Australian digital music store

The Optus Music Store is an online website and mobile digital media store operated by Optus. Opening as the MTV Music Store (provided by the now defunct company Soundbuzz) in mid-2005, it is a major digital music vendor in Australia. While the previous MTV branded store contained digital rights management files, the re-launched online site (27 July 2009) resulted in DRM being removed.

==Features and restrictions==

===Online store===
The online store contains albums and tracks (MP3 with 30 second preview), tones (delivered to device 'over the air' or straight to the mobile phone from web). The site features re-download (within 5 days) features and dual-download for purchase on-device (see below). The main driver for the re-launch and MP3 was to broaden the attractiveness and accessibility due to the difficulties of DRM/Windows Media issues on the old store, which were featured in many negative reviews.

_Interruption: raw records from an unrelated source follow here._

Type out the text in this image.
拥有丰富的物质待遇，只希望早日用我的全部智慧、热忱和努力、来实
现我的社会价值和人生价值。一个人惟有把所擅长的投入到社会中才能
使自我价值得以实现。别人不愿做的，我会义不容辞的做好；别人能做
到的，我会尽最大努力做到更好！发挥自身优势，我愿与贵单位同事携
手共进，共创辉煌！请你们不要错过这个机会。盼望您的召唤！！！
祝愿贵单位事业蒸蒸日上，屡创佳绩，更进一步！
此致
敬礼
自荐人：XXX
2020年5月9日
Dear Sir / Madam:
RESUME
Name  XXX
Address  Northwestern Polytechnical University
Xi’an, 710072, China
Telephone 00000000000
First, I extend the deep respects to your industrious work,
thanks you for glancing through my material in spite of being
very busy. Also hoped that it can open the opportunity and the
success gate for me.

The online store is 'open' and supports purchases via PayPal. Optus Mobile customers can have charges applied to their regular bill.

===On-device (mobile) store===
Accessible from most 2G and 3G mobile phones on the Optus Mobile Network, the Music and separate Tones stores are WAP/mobile web browser compatible. They contain tracks, tones, video and wallpapers and support 15 second previews (on-device music and tone files are DRM protected). Other features include re-download (with five days or initial purchase) and ability to view purchase history.

The on-device stores are restricted to Optus Mobile Customers (and wholesale partner customers).